Luxury: Watches of Switzerland Group sells iconic timepiece brands such as Rolex
Britain and the US are central to this strategy, with the company targeting average annual sales growth of 8 to 10 percent in the former market and up to 25 percent in the latter.
To achieve this, the London-based company plans to invest between £350 million and £500 million, including in new retail projects and further targeted acquisitions.
Despite the global economic slowdown, the luxury goods industry is predicted to continue to grow, led by regions such as Asia and the Middle East.
Management consultancy Bain & Company According to estimates, the market will be valued at 570 billion euros by 2030doubled its value at the beginning of this decade.
Brian Duffy, CEO of Watches of Switzerland, said the group’s plan would “take advantage of our leading market positions and the unique growth opportunities available to us as the world’s largest retailer of luxury watches.”
Watches of Switzerland published the strategy alongside a trading update showing a modest recovery in sales in the second quarter.
In the thirteen weeks ending October 29, the company’s total sales rose 5 percent on a constant exchange rate basis to £379 million, thanks to an 88 percent increase in second-hand orders.
Business was further boosted by higher average selling prices and solid demand for luxury watches in the US, where the group opened seven outlets, including three in Utah and New Orleans.

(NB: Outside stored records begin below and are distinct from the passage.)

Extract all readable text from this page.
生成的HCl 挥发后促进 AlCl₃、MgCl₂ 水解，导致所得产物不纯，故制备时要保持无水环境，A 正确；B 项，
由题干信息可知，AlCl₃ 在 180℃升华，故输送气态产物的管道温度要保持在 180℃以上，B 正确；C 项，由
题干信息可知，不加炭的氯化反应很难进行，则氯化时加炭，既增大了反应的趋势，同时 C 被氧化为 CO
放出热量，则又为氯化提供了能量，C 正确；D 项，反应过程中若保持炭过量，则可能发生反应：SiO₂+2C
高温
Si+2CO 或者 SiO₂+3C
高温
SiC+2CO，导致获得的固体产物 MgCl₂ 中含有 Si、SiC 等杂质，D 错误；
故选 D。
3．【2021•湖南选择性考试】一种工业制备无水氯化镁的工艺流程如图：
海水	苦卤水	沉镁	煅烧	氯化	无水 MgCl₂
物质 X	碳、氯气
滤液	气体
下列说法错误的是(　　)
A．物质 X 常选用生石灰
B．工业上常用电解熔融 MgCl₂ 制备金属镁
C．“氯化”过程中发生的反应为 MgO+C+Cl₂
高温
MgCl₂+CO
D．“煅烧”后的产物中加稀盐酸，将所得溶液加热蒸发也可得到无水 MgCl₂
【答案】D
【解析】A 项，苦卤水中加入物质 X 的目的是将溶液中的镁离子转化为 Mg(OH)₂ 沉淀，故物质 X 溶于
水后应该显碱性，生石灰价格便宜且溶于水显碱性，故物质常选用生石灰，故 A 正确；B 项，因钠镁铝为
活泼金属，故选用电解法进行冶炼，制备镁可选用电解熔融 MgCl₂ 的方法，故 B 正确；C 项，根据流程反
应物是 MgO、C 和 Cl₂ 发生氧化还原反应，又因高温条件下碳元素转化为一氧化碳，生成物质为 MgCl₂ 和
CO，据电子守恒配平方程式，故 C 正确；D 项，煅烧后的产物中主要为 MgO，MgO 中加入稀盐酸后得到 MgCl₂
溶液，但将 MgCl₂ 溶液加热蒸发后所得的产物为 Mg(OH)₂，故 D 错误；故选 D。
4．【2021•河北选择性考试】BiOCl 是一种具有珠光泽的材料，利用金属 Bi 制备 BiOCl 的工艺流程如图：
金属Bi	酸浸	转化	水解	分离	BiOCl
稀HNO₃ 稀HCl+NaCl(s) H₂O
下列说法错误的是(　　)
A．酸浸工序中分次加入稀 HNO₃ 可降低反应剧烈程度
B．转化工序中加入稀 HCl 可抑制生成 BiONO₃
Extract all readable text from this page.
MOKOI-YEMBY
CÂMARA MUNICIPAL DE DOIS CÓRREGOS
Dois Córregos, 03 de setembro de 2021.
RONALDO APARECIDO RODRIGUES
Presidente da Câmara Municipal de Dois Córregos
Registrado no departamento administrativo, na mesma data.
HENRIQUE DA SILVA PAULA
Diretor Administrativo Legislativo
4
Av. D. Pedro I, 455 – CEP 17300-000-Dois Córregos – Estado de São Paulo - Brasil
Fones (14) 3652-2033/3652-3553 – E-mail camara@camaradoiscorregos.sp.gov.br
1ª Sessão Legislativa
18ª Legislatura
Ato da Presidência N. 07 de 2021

This offset declining sales in the UK and Europe, where the company recently temporarily closed some high-turnover Goldsmiths and Mappin & Webb showrooms for refurbishment.
However, following the weak performance in the first quarter, half-year revenue fell to £761m as jewelery demand was impacted by weak consumer confidence and a shift to full-price sales in the US.
Brian Duffy has previously attributed the decline in jewelery purchases to the Covid-19 pandemic, which has seen fewer people getting engaged and married.
Still, the company has maintained its full-year guidance, with revenue expected to rise to between £1.65 billion and £1.7 billion and the core profit margin adjusted to be in line with the previous financial year.
Russ Mould, investment director at AJ Bell, said: ‘The company is certainly ambitious and having a clear plan for how it will grow should help calm investors concerned it could be left behind.
“That said, it’s one thing to have a plan; executing it successfully is another. The company has now set a new benchmark, and failure to meet expectations will not be well received.”